Bar Oriente es una excusa perfecta para visitar un barrio que durante los últimos 20 años ha sufrido una gran transformación, pero que todavía no se ha gentrificado por completo, así como para conocer los barrios aledaños: el laberíntico Parque Chas, Belgrano R, con sus casas señoriales, y Chacarita, con calles tranquilas y sus bares de onda. Pero el recorrido debe empezar en Bar Oriente, porque la vida allí comienza y acaba temprano.

A las 6.30 Dionisio arranca la preparación esmerada de los platos del día. A las 7.00 comienzan a llegar los trabajadores del barrio, que viajan temprano para evitar el tráfico y hacen tiempo en el bar, frente a un desayuno de café con medialunas (o pastelitos de membrillo y batata) que cuesta 1.500 pesos argentinos. Un poco más tarde llegan los vecinos de la zona y al mediodía el local se llena: a las tres de la tarde ya están limpiando para irse.

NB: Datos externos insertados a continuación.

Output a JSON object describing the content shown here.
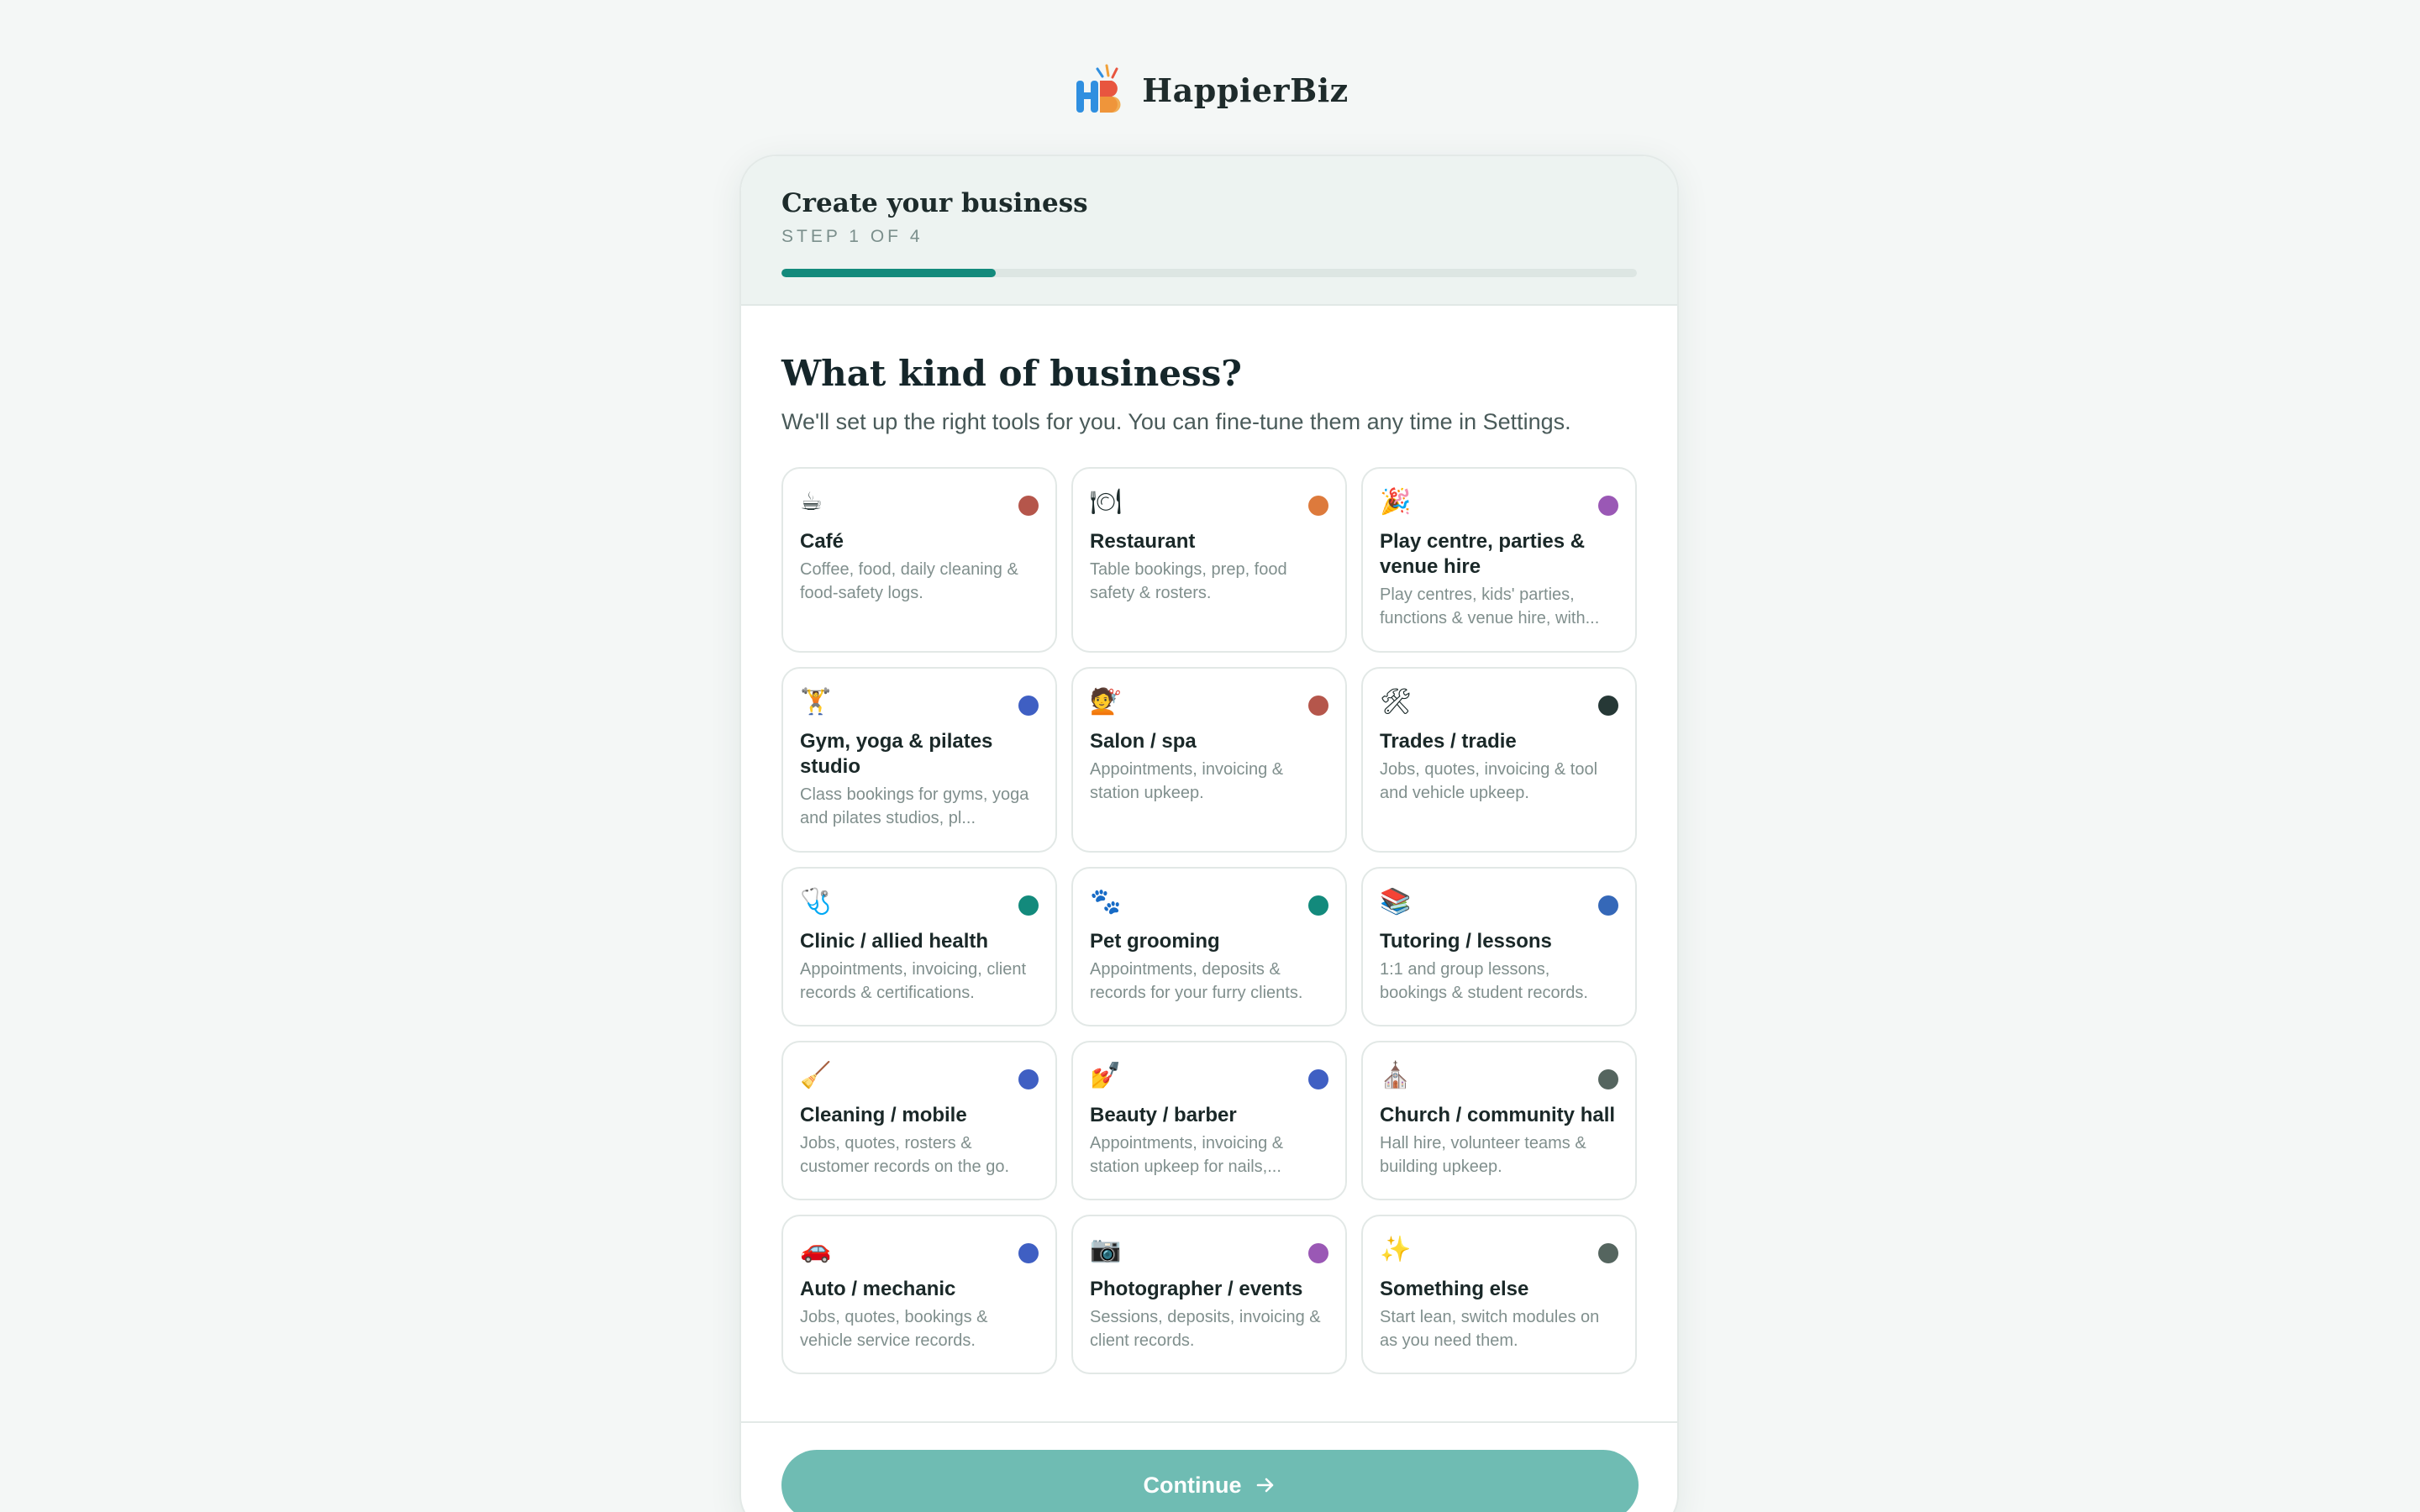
{
  "brand": {
    "name": "HappierBiz",
    "logo_icon": "hb-logo-icon"
  },
  "header": {
    "title": "Create your business",
    "step": "STEP 1 OF 4",
    "progress_fraction": 0.25,
    "accent": "#138a7c"
  },
  "main": {
    "question": "What kind of business?",
    "subtitle": "We'll set up the right tools for you. You can fine-tune them any time in Settings.",
    "options": [
      {
        "icon": "coffee-icon",
        "glyph": "☕",
        "title": "Café",
        "desc": "Coffee, food, daily cleaning & food-safety logs.",
        "dot": "#b5564b"
      },
      {
        "icon": "plate-cutlery-icon",
        "glyph": "🍽",
        "title": "Restaurant",
        "desc": "Table bookings, prep, food safety & rosters.",
        "dot": "#dd7a3c"
      },
      {
        "icon": "party-popper-icon",
        "glyph": "🎉",
        "title": "Play centre, parties & venue hire",
        "desc": "Play centres, kids' parties, functions & venue hire, with...",
        "dot": "#9a58b5"
      },
      {
        "icon": "weightlifter-icon",
        "glyph": "🏋",
        "title": "Gym, yoga & pilates studio",
        "desc": "Class bookings for gyms, yoga and pilates studios, pl...",
        "dot": "#3f5fc3"
      },
      {
        "icon": "hairdresser-icon",
        "glyph": "💇",
        "title": "Salon / spa",
        "desc": "Appointments, invoicing & station upkeep.",
        "dot": "#b5564b"
      },
      {
        "icon": "tools-icon",
        "glyph": "🛠",
        "title": "Trades / tradie",
        "desc": "Jobs, quotes, invoicing & tool and vehicle upkeep.",
        "dot": "#263836"
      },
      {
        "icon": "stethoscope-icon",
        "glyph": "🩺",
        "title": "Clinic / allied health",
        "desc": "Appointments, invoicing, client records & certifications.",
        "dot": "#138a7c"
      },
      {
        "icon": "paw-prints-icon",
        "glyph": "🐾",
        "title": "Pet grooming",
        "desc": "Appointments, deposits & records for your furry clients.",
        "dot": "#138a7c"
      },
      {
        "icon": "books-icon",
        "glyph": "📚",
        "title": "Tutoring / lessons",
        "desc": "1:1 and group lessons, bookings & student records.",
        "dot": "#3568b8"
      },
      {
        "icon": "broom-icon",
        "glyph": "🧹",
        "title": "Cleaning / mobile",
        "desc": "Jobs, quotes, rosters & customer records on the go.",
        "dot": "#3f5fc3"
      },
      {
        "icon": "nail-polish-icon",
        "glyph": "💅",
        "title": "Beauty / barber",
        "desc": "Appointments, invoicing & station upkeep for nails,...",
        "dot": "#3f5fc3"
      },
      {
        "icon": "church-icon",
        "glyph": "⛪",
        "title": "Church / community hall",
        "desc": "Hall hire, volunteer teams & building upkeep.",
        "dot": "#55655f"
      },
      {
        "icon": "car-icon",
        "glyph": "🚗",
        "title": "Auto / mechanic",
        "desc": "Jobs, quotes, bookings & vehicle service records.",
        "dot": "#3f5fc3"
      },
      {
        "icon": "camera-icon",
        "glyph": "📷",
        "title": "Photographer / events",
        "desc": "Sessions, deposits, invoicing & client records.",
        "dot": "#9a58b5"
      },
      {
        "icon": "sparkles-icon",
        "glyph": "✨",
        "title": "Something else",
        "desc": "Start lean, switch modules on as you need them.",
        "dot": "#55655f"
      }
    ]
  },
  "footer": {
    "continue_label": "Continue",
    "arrow_icon": "arrow-right-icon",
    "button_color": "#6fbcb3"
  }
}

“Siempre quisimos mantenernos chicos, no tener muchos empleados”, cuenta Gerardo. Aunque hasta hace poco él se encargaba de las mesas, hoy tienen un mozo. Alfredo es un antiguo cliente del lugar que empezó a trabajar allí después de cerrar su negocio y hoy dice: “Me hice unas amistades tremendas acá, la gente me saluda por la calle”.

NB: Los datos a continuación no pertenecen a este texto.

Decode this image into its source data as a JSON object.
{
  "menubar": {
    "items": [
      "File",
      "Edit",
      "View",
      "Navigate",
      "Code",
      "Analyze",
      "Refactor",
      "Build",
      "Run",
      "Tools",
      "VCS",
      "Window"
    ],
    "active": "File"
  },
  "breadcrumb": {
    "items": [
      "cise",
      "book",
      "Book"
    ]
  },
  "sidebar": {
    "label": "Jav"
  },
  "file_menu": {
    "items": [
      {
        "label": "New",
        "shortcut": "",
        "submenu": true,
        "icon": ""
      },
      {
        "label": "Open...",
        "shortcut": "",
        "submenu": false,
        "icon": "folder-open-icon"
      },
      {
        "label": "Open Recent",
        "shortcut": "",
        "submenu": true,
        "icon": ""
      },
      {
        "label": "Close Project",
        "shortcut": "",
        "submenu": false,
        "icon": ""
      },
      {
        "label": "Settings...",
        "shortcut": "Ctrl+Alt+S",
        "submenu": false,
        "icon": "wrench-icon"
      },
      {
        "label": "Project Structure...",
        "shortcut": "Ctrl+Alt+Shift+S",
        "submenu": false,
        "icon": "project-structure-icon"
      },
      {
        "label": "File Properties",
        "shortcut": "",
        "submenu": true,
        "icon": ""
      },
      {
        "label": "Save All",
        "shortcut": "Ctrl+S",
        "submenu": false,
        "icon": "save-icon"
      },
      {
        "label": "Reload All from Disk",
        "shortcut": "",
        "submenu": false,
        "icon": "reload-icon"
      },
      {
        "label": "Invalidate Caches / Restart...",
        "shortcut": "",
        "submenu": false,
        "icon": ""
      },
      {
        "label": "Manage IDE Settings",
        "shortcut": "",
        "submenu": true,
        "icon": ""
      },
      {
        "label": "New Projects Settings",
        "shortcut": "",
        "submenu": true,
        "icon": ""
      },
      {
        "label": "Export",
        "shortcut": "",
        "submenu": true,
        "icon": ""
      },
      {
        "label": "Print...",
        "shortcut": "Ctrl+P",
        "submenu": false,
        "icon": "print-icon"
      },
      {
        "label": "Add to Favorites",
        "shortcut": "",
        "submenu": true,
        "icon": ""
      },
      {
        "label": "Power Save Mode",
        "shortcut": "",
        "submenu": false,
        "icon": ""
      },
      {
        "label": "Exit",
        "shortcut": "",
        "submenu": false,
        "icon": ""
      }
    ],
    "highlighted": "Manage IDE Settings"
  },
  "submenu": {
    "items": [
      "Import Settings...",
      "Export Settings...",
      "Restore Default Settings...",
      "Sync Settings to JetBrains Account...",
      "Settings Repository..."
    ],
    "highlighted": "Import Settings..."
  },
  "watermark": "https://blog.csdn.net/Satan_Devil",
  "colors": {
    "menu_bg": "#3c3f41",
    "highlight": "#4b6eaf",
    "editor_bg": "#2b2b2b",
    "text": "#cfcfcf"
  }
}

“Acá la gente te saluda por el nombre. Hay algunos que vienen todos los días, otro una vez por semana”, dice Gerardo, que también cuenta que por allí pasan el cantante Daniel Melingo y el bandoneonista, compositor y baterista Fernando Samalea. “Con las productoras el barrio se puso de moda en el mundo de la música”, explica Gerardo. Se dice que Gustavo Cerati frecuentaba el bar, porque su colegio quedaba a dos cuadras, y que el local alguna vez perteneció al cantante de tango uruguayo Julio Sosa, pero la realidad es que poco se sabe sobre su origen como Bar Oriente, nombre que decidieron mantener.

Cuando Dionisio comenzó a trabajar en El Águila, los obreros argentinos podían darse el gusto de comer en un restaurante. Pero cuando compró Bar Oriente, el país era otro. “Acá venían mucho por el jamón crudo, pero ya no lo servimos porque dejamos de conseguirlo a un precio razonable. El que podíamos comprar era muy malo”, cuenta Gerardo.

Pero mientras la Argentina se hunde en una nueva crisis fulminante, Dionisio se mantiene esperanzado. “Como empleado ya viví el Rodrigazo del 75 y la hiperinflación del 85”, cuenta. A nosotros, como dueños, la crisis de 2001 no nos afectó tanto, porque cuando vos vendés buena mercadería a buen precio y la ofrecés con buen trato la gente sigue viniendo”.